To highlight this hypocrisy, one only has to imagine a similar scenario involving well-known Western journalists. If five BBC reporters were killed in a strike, and Israel claimed one of them was a Hamas operative, the reaction would be one of righteous indignation. The idea that their lives could be weighed in a “proportionality” equation would be dismissed with contempt. Israel’s flimsy claim against Al-Jazeera journalist Anas al-Sharif—that he was secretly a Hamas commander—would be seen as preposterous if it were applied to a Western journalist. Yet, in this case, it is repeated without critical scrutiny.

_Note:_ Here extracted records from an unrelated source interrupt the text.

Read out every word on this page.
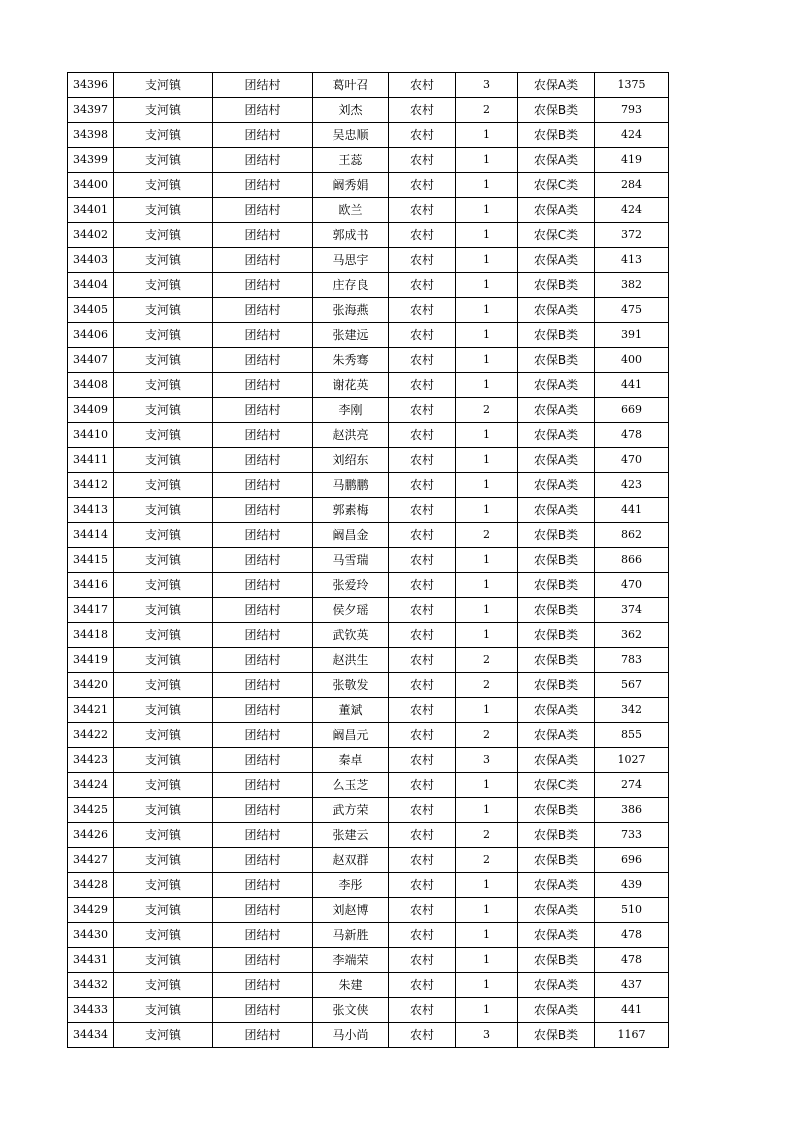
34396	支河镇	团结村	葛叶召	农村	3	农保A类	1375
34397	支河镇	团结村	刘杰	农村	2	农保B类	793
34398	支河镇	团结村	吴忠顺	农村	1	农保B类	424
34399	支河镇	团结村	王蕊	农村	1	农保A类	419
34400	支河镇	团结村	阚秀娟	农村	1	农保C类	284
34401	支河镇	团结村	欧兰	农村	1	农保A类	424
34402	支河镇	团结村	郭成书	农村	1	农保C类	372
34403	支河镇	团结村	马思宇	农村	1	农保A类	413
34404	支河镇	团结村	庄存良	农村	1	农保B类	382
34405	支河镇	团结村	张海燕	农村	1	农保A类	475
34406	支河镇	团结村	张建远	农村	1	农保B类	391
34407	支河镇	团结村	朱秀骞	农村	1	农保B类	400
34408	支河镇	团结村	谢花英	农村	1	农保A类	441
34409	支河镇	团结村	李刚	农村	2	农保A类	669
34410	支河镇	团结村	赵洪亮	农村	1	农保A类	478
34411	支河镇	团结村	刘绍东	农村	1	农保A类	470
34412	支河镇	团结村	马鹏鹏	农村	1	农保A类	423
34413	支河镇	团结村	郭素梅	农村	1	农保A类	441
34414	支河镇	团结村	阚昌金	农村	2	农保B类	862
34415	支河镇	团结村	马雪瑞	农村	1	农保B类	866
34416	支河镇	团结村	张爱玲	农村	1	农保B类	470
34417	支河镇	团结村	侯夕瑶	农村	1	农保B类	374
34418	支河镇	团结村	武钦英	农村	1	农保B类	362
34419	支河镇	团结村	赵洪生	农村	2	农保B类	783
34420	支河镇	团结村	张敬发	农村	2	农保B类	567
34421	支河镇	团结村	董斌	农村	1	农保A类	342
34422	支河镇	团结村	阚昌元	农村	2	农保A类	855
34423	支河镇	团结村	秦卓	农村	3	农保A类	1027
34424	支河镇	团结村	么玉芝	农村	1	农保C类	274
34425	支河镇	团结村	武方荣	农村	1	农保B类	386
34426	支河镇	团结村	张建云	农村	2	农保B类	733
34427	支河镇	团结村	赵双群	农村	2	农保B类	696
34428	支河镇	团结村	李彤	农村	1	农保A类	439
34429	支河镇	团结村	刘赵博	农村	1	农保A类	510
34430	支河镇	团结村	马新胜	农村	1	农保A类	478
34431	支河镇	团结村	李端荣	农村	1	农保B类	478
34432	支河镇	团结村	朱建	农村	1	农保A类	437
34433	支河镇	团结村	张文侠	农村	1	农保A类	441
34434	支河镇	团结村	马小尚	农村	3	农保B类	1167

This narrative, which legitimizes the murder of journalists, is not an accident. It is, as the argument suggests, a product of a Western media system that serves as a propagandist for a colonial project in the Middle East. It draws a line between the value of a Palestinian life and a Western one. Furthermore, it reflects a broader agenda, where legal and political policies—such as the UK’s Terrorism Act—have replicated Israel’s obscene logic, effectively making any connection, however tenuous, to the governing party in Gaza an excuse to deem a professional, whether a doctor or a journalist, a legitimate target. By accepting and repeating these narratives, Western media and governments have blood on their hands and are complicit in ensuring more journalists are murdered in the future.